Wojciech Makowski

Personal information
- Born: 19 February 1992 (age 34)

Sport
- Country: Poland
- Sport: Paralympic swimming
- Disability: Vision impairment (legally blind)
- Disability class: S11

Medal record
Men's para swimming
Representing Poland
Paralympic Games
| Silver medal – second place | 2016 Rio de Janeiro | 100 m backstroke S11 |
European Championships
| Silver medal – second place | 2018 Dublin | 100 m backstroke S11 |
| Silver medal – second place | 2018 Dublin | 100 m freestyle S11 |
| Bronze medal – third place | 2018 Dublin | 50 m freestyle S11 |

= Wojciech Makowski =

Polish Paralympic swimmer

Wojciech Makowski (born 19 February 1992) is a Polish Paralympic swimmer.
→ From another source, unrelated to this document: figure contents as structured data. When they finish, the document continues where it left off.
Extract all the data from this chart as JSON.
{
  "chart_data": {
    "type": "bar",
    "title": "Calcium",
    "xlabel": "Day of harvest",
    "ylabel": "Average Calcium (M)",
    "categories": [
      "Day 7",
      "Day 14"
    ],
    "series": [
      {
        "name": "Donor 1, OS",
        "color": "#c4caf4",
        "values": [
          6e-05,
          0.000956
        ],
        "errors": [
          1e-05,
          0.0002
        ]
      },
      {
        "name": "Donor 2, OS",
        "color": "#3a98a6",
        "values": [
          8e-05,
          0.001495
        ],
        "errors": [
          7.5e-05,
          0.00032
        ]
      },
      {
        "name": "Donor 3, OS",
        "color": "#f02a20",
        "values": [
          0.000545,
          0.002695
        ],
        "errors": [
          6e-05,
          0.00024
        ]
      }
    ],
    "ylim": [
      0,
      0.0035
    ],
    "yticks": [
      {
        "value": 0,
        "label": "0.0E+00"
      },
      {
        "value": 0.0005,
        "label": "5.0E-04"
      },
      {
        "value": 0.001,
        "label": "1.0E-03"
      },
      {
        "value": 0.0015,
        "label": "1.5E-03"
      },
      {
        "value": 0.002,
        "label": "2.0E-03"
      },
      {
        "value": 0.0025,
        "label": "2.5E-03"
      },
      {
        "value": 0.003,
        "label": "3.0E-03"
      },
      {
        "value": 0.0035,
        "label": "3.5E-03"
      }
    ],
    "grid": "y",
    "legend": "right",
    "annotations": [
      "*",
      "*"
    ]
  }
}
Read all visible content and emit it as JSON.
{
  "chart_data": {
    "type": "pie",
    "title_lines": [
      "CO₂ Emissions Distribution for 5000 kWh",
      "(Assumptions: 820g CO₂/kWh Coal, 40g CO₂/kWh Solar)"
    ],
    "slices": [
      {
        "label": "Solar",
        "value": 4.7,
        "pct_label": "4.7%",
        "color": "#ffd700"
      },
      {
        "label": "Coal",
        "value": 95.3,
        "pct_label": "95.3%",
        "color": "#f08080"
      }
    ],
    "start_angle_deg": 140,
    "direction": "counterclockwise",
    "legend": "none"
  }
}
He represented Poland at the 2016 Summer Paralympics held in Rio de Janeiro, Brazil and he won the silver medal in the men's 100 metre backstroke S11 event. He also competed at the 2020 Summer Paralympics held in Tokyo, Japan.

At the 2018 World Para Swimming European Championships held in Dublin, Ireland, he won the silver medals in the men's 100 metres backstroke S11 and men's 100 metres freestyle S11 events. He also won the bronze medal in the men's 50 metres freestyle S11 event.